A pagare lo scotto di questa situazione sono come al solito gli utenti Foto Corrierediragusa.it

La chiusura di pediatria al Maggiore è una "bomba" che ha già incrinato i rapporti tra il sindaco ed il nuovo manager e non promette nulla di buono per il futuro. Il primo cittadino Ignazio Abbate (foto) si è prima detto "umiliato da scelte scellerate da parte dell´Asp asservita ad una classe politica ragusana che ha accentrato ogni possibile investimento esclusivamente negli ospedali di Ragusa, penalizzando di fatto gli altri nosocomi dell´ex Provincia». Poi ha rincarato la dose con un attacco frontale: "Siamo stufi di partecipare a riunioni e tavoli tecnici dove i problemi reali del territorio non vengono affrontati e si gioca solo con la vita delle persone. Non permetterò di assistere inerme ad un impoverimento dell´ospedale Maggiore, soprattutto in una situazione in cui il nostro nosocomio è in prima linea nell´emergenza sbarchi. Ribadisco che il provvedimento della chiusura del reparto di pediatria è stato assunto dall´Asp 7 senza avermi informato, un atto doveroso in quanto rappresento la massima Autorità cittadina in materia di sanità".
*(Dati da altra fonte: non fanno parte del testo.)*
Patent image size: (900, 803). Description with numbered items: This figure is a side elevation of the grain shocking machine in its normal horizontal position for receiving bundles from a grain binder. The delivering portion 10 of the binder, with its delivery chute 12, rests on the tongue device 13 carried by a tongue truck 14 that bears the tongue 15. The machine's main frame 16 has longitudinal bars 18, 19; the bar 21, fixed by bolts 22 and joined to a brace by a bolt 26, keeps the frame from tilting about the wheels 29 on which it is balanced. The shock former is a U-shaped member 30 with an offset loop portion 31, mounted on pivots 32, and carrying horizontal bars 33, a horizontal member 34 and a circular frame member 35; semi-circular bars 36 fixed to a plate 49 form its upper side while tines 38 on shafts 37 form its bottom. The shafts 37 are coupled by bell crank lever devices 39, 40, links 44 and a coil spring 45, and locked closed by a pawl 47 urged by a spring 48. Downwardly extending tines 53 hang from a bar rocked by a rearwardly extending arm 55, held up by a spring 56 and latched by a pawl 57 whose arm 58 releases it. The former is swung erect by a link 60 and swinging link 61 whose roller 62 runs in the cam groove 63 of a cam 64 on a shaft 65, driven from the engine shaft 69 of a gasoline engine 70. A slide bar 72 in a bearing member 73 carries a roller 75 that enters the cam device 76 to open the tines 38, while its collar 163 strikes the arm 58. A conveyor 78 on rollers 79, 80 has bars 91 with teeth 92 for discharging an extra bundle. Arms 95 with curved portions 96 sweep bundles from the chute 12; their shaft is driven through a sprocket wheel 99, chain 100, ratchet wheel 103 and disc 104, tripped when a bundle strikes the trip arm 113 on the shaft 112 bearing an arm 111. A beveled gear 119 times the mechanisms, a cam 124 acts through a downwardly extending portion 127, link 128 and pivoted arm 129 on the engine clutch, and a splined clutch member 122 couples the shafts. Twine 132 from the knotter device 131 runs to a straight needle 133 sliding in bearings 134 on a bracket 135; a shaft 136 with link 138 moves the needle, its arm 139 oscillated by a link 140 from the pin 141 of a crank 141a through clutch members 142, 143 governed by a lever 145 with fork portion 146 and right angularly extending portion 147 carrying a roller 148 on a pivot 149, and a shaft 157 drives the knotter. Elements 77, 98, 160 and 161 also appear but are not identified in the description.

Il sindaco si è sentito scavalcato,messo da parte ed è oggi in difficoltà dal punto di vista politico visto che, dopo essersi fatto paladino in varie sedi di un ospedale più attrezzato, con più risorse e più servizi, si ritrova con un reparto azzerato, con un Pronto soccorso che non funziona, con investimenti che non arrivano e di cui deve dare conto e ragione al suo elettorato. Maurizio Aricò non ha potuto far altro che incassare ma ha risposto a muso duro chiudendo di fatto ogni possibilità di dialogo con il sindaco di Modica.
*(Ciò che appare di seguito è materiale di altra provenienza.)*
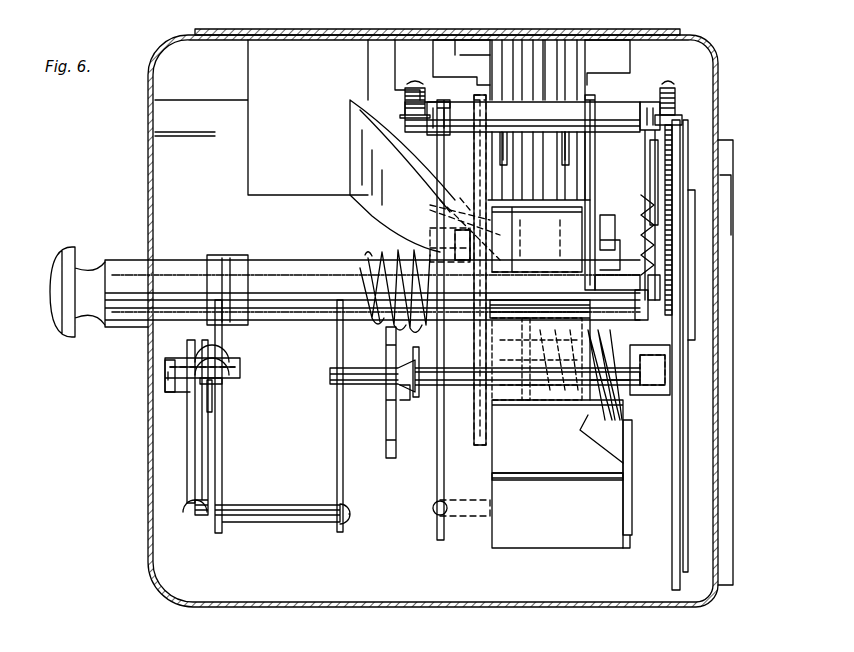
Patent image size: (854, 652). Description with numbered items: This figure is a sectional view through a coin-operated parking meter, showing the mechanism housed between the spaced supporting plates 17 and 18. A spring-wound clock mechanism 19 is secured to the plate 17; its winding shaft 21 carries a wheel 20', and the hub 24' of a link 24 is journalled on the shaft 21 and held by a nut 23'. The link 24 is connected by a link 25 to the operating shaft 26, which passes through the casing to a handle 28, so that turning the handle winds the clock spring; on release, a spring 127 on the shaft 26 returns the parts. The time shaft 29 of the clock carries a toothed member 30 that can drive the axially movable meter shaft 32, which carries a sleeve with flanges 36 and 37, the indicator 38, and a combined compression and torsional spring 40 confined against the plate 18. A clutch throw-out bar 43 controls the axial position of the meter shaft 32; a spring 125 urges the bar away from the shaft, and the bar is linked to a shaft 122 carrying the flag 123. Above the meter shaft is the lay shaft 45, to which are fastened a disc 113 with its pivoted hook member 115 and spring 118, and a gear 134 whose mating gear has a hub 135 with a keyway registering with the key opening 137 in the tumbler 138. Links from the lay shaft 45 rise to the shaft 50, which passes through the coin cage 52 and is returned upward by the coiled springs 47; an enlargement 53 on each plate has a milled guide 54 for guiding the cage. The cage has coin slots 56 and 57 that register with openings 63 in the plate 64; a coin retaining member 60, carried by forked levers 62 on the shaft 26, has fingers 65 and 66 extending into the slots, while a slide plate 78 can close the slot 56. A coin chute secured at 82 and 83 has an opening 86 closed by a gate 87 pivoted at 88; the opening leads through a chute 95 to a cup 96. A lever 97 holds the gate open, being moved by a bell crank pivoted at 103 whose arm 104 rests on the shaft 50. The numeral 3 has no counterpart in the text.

The sliding rod 3 is at (400, 386).
The supporting plate 17 is at (436, 480).
The supporting plate 18 is at (620, 494).
The clock mechanism 19 is at (224, 458).
The wheel 20' is at (225, 395).
The shaft 21 is at (225, 382).
The nut 23' is at (146, 393).
The link 24 is at (155, 421).
The hub 24' is at (200, 353).
The link 25 is at (200, 485).
The shaft 26 is at (172, 268).
The handle 28 is at (78, 335).
The time shaft 29 is at (345, 385).
The toothed member 30 is at (385, 440).
The meter shaft 32 is at (420, 390).
The flange 36 is at (472, 420).
The flange 37 is at (510, 430).
The indicator 38 is at (690, 452).
The combined compression and torsional spring 40 is at (610, 405).
The clutch throw-out bar 43 is at (640, 318).
The lay shaft 45 is at (432, 205).
The coiled springs 47 is at (670, 88).
The shaft 50 is at (675, 115).
The coin cage 52 is at (545, 45).
The enlargement 53 is at (405, 45).
The milled guide 54 is at (455, 42).
The coin slot 56 is at (492, 60).
The coin slot 57 is at (565, 78).
The coin retaining and actuating member 60 is at (642, 100).
The forked levers 62 is at (455, 185).
The openings 63 is at (518, 40).
The plate 64 is at (330, 36).
The finger 65 is at (503, 140).
The finger 66 is at (565, 142).
The slide plate 78 is at (495, 45).
The securing point 82 is at (440, 372).
The securing point 83 is at (460, 512).
The opening 86 is at (520, 266).
The gate 87 is at (538, 250).
The pivot 88 is at (550, 345).
The chute 95 is at (365, 197).
The cup 96 is at (250, 133).
The lever 97 is at (500, 342).
The pivot 103 is at (432, 228).
The arm 104 is at (440, 168).
The disc 113 is at (662, 290).
The hook member 115 is at (660, 150).
The spring 118 is at (660, 240).
The shaft 122 is at (672, 372).
The flag 123 is at (682, 345).
The spring 125 is at (635, 536).
The spring 127 is at (372, 262).
The gear 134 is at (675, 128).
The hub 135 is at (680, 188).
The key opening 137 is at (733, 210).
The tumbler 138 is at (735, 178).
Il manager a margine della conferenza stampa in cui ha cercato, invano, di giustificare una decisione che lascia perplessi ed ha detto: "Sono rammaricato e dispiaciuto per la piega che assunto la vicenda, a seguito della lettera del sindaco di Modica. Lo ritengo un comportamento scarsamente costruttivo rispetto alla risoluzione di problemi inerenti l´attività di competenza dell´Azienda sanitaria". A questo punto c´è solo da augurarsi che l´Asp corra ai ripari magari con altre risorse interne e soprattutto i canali diplomatici tra palazzo S. Domenico e piazza Igea a Ragusa siano riaperti perchè, c´è da scommetterci, in queste condizioni, al Maggiore arriveranno altre "batoste".